Media sensationalism of the virus

Aug 27, 2020

The media in Victoria gave widespread coverage to the death from Covid-19 of a man in his twenties – the youngest death from the virus in Australia. But it turns out he didn’t die from the virus!

Credit – Unsplash

Every major media outlet in Victoria prominently carried the announcement from Premier Daniel Andrews on 14 August that “a man in his twenties had died from Coronavirus.”

It was big news. This would be the youngest person found to have died from the disease in Australia. The story also married well with the advertising campaign running in Victoria seeking to convince young people that the Coronavirus is a threat to young and old.

But ten days later no such death had shown up on the official Federal Government records which I monitor regularly.

The Federal Health Department records showed only two men in their thirties dying from the virus and only two men in their forties.

Over 97 per cent of the deaths in Australia are of people aged over sixty; people over 80 account for 67 per cent of all deaths.

On 20 August, noting that no death of a person in their twenties had been recorded by the federal department, which daily updates its records of deaths by age and sex, I emailed the Victorian Health Department asking if the assessment that the man died from Covid-19 been re-assessed or re-categorised?

I followed up with a call the next day and was told they would get back to me. On 24 August I called again and received an email response: “We’re working through your request and will get back to you as soon as we can.”

Finally, on Tuesday night (25 August) I received a reply: “In Victoria all deaths with a positive coronavirus diagnosis are included in the state’s toll, regardless of whether it was the overarching cause of death. This is consistent across all states and territories to ensure the figures are comparable.”

The Victorian Health Department spokesperson went on to say that the Commonwealth’s system only counts people who are notified in Victoria as having died from coronavirus. “If a case is notified as having died of other or unknown causes, but was coronavirus positive at the time, it is not included in Commonwealth statistics.”

So we can conclude that this man died of “other or unknown cause” and happened to be coronavirus positive at the time.

When he announced the death Victorian Premier Daniel Andrews said the man was not a resident of a disability facility but declined to reveal more information, saying there might still be some ambiguity as to whether coronavirus had caused the man’s death.

Perhaps he was trying to tell the whole truth when he said: “We are talking about the youngest person that has died of this virus, or at least with this virus. That’s the other issue that would need to be teased out.”

But just about all the media missed the subtlety in his statement. The news grab was that a man in his twenties had died from Covid-19 – the youngest person to die from the virus in Australia.

But there’s another aspect that should be noted from the Victorian Health Department response. If they are doing as they say, then clearly they and possibly other states are overstating the number of deaths from the virus.

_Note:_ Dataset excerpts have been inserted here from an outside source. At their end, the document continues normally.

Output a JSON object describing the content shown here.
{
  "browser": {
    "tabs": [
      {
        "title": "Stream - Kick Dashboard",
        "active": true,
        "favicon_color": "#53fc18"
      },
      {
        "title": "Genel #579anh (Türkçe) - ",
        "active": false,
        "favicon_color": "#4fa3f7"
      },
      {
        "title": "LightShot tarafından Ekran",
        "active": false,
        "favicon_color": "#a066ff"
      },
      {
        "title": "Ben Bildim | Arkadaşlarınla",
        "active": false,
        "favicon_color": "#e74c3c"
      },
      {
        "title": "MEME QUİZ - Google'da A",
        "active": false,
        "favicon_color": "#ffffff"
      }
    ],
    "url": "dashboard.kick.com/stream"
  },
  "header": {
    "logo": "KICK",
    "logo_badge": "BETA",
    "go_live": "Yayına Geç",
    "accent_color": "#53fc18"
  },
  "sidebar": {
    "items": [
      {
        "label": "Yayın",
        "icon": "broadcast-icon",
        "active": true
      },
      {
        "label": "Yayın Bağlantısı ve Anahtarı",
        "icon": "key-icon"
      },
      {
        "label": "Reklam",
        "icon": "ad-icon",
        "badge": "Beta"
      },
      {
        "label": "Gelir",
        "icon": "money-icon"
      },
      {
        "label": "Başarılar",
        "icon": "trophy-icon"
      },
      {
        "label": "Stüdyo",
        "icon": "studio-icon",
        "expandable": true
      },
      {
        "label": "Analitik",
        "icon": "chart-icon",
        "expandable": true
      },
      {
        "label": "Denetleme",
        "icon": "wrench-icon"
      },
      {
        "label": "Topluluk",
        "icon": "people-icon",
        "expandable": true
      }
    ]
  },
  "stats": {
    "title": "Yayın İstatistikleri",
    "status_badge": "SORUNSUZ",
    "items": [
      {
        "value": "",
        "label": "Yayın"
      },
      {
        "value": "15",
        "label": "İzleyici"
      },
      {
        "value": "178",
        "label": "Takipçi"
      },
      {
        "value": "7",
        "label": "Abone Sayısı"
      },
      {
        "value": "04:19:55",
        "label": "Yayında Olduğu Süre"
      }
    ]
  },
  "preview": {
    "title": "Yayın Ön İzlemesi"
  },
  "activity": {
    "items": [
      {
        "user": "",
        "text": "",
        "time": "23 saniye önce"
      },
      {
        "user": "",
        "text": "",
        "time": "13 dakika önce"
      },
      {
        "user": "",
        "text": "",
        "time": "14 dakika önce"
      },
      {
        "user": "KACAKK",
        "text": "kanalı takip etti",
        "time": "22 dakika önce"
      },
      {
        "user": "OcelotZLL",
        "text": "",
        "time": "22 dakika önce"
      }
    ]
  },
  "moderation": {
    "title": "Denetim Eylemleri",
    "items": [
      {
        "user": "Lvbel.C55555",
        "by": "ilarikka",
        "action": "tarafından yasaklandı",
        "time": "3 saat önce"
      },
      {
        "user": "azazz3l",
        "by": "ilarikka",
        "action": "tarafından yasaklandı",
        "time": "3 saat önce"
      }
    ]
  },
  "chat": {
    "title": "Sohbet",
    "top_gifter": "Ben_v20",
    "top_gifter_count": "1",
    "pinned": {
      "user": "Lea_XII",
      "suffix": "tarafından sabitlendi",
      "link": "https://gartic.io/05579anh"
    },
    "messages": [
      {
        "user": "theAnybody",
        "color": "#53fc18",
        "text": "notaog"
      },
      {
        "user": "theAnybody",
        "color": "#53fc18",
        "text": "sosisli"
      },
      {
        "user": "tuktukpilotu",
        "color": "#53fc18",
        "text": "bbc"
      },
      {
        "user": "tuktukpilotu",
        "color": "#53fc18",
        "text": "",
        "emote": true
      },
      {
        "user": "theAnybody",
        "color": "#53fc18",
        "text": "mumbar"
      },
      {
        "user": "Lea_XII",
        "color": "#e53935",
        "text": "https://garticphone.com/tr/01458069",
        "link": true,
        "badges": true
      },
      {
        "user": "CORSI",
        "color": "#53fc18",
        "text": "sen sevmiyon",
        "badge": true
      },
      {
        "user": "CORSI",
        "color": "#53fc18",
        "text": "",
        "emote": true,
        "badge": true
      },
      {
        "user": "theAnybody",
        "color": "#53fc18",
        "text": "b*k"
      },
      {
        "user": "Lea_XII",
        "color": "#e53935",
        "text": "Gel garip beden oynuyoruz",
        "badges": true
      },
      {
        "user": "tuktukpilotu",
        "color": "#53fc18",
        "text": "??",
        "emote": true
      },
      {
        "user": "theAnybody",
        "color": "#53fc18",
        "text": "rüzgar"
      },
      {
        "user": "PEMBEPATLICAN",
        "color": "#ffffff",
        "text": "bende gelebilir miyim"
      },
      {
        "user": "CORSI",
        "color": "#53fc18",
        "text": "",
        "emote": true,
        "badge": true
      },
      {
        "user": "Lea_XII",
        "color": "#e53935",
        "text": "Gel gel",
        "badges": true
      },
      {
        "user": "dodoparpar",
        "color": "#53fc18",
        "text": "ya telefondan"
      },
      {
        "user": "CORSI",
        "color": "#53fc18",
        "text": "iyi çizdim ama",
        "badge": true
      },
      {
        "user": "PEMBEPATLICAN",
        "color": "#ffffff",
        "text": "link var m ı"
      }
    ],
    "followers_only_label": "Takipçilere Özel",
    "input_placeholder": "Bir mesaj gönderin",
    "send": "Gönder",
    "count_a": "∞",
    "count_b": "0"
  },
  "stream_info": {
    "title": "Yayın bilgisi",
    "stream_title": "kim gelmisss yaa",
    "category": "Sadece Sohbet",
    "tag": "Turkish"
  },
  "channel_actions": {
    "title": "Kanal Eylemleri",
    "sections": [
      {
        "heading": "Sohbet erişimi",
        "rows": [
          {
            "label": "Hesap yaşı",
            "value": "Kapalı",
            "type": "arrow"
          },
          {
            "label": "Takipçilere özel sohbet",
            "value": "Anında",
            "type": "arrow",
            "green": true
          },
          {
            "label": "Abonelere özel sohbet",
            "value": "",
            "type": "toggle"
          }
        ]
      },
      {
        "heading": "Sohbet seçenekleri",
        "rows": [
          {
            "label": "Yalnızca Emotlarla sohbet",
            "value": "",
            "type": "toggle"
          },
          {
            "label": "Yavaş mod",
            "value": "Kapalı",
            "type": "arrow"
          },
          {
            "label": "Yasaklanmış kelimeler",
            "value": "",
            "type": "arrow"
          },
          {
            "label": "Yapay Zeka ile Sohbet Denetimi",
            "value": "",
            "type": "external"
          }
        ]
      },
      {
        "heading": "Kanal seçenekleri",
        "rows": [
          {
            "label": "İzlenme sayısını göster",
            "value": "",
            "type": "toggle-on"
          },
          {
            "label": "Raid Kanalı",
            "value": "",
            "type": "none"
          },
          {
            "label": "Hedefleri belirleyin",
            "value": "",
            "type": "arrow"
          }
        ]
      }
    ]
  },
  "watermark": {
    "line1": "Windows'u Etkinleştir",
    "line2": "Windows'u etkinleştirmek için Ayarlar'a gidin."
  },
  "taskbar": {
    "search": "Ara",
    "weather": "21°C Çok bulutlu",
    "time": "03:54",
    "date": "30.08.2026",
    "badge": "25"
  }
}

The coverage of the issue also exposes current media operations which frequently fail to follow stories to their conclusion. Again, with much sensationalism, the media reported in late July that a baby at the Royal Children’s Hospital aged under three weeks has tested positive to coronavirus and four cases had emerged in a cluster at the Neonatal Intensive Care Unit.

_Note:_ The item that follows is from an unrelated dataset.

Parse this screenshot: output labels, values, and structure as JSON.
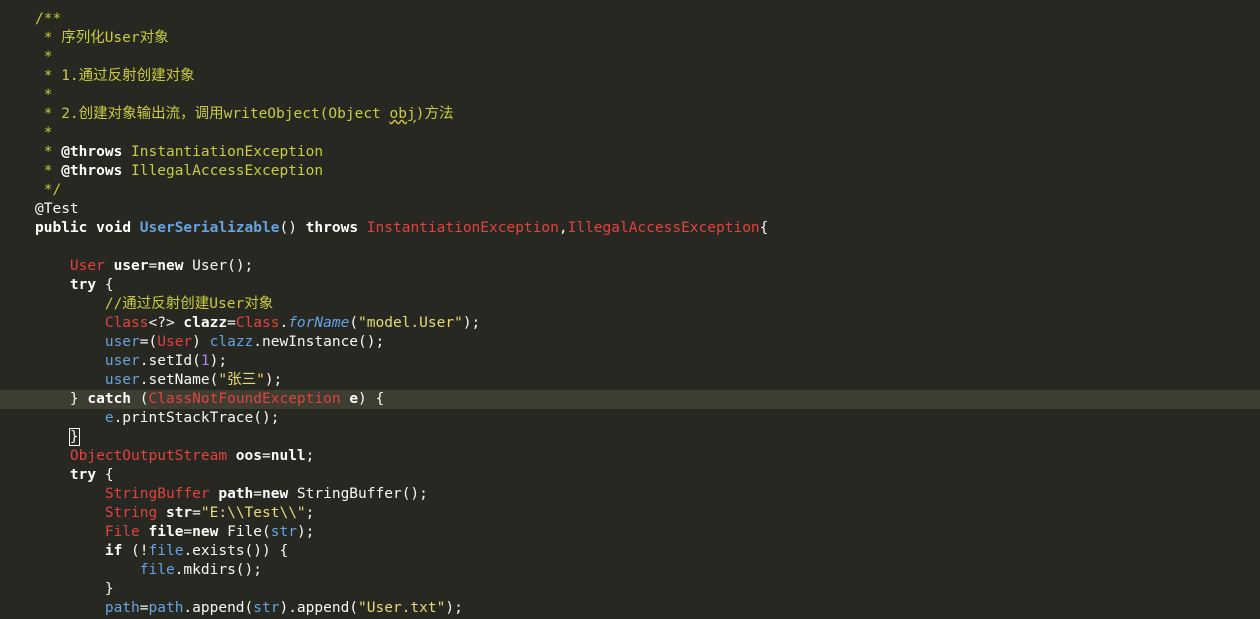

It’s in the media’s nature to report such bad news. But if the story’s worth of headline treatment surely there’s also a duty to let the public know the end result. Given the weeks that have gone by since the reports of the babies contracting the disease and given the authorities’ readiness to highlight the virus’ danger to the young, presumably the no news is good news.

The case of the twenty-year-old Victorian man is similar to the case of the thirty-year-old Queensland man who in June was said to have been Australia’s youngest person to die from the virus. After widespread publicity over the death, it turned out that he did not have the disease at all!

Many of the people who have been recorded as having died from Covid-19 are elderly and/or in poor health. The challenge for doctors is to determine whether they have died from Covid-19 or with it.

It seems the states’ propensity is to blame the virus regardless.